A défaut d’être une solution miracle, les protéines alternatives contribuent à une alimentation plus durable 

Les premiers indicateurs concernant les protéines alternatives leur sont manifestement favorables : moins de GES, moins de surface agricole mobilisée, besoins moindres en eau douce, moins de risques sanitaires (zoonoses, antimicrobiens), et pas de souffrance animale. Ces indicateurs ont motivé de grands groupes d’investisseurs privés à investir dans le domaine et l’investissement public pourrait veiller au déploiement pérenne de ces nouvelles technologies de production alimentaire. 

Ceci étant, ces résultats ne veulent pas dire que ces alternatives constituent l’alimentation idéale, sans même parler du fait que la viande cultivée est encore loin d’être disponible à grande échelle sur le marché. En effet, si l’on adopte une vision holistique de la soutenabilité qui inclut les émissions de GES, les autres impacts environnementaux, le bien-être animal et l’atténuation des risques sanitaires, une alimentation fondée sur des végétaux bruts (légumes, fruits, céréales, légumineuses) demeure plus vertueuse. De la même manière, une alimentation végétale brute peut s’avérer plus saine que la consommation régulière de ces protéines alternatives qui peuvent présenter des scores de transformation élevés. Mais encore une fois, la question centrale est de savoir ce que ces protéines alternatives viennent remplacer : des produits carnés transformés comme la charcuterie ou des produits végétaux bruts comme les lentilles ?
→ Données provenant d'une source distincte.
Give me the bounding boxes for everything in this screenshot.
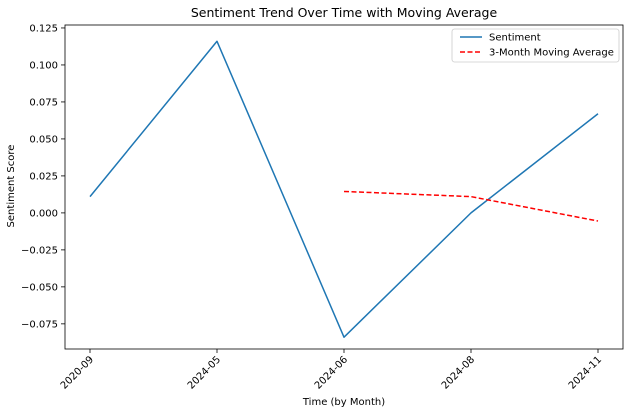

Dans tous les cas, il faut garder à l’esprit que ces viandes alternatives sont conçues pour réussir là où la transition alimentaire peine à avancer : elles visent à réduire la consommation de viande conventionnelle, en offrant aux consommateurs une expérience gustative similaire ou la plus proche possible de la viande conventionnelle. Ainsi, si ces innovations alimentaires réussissent leur pari et arrivent à satisfaire une grande partie des consommateurs dans le futur, l’impact environnemental, sanitaire et éthique de notre alimentation sera sans conteste significativement meilleur.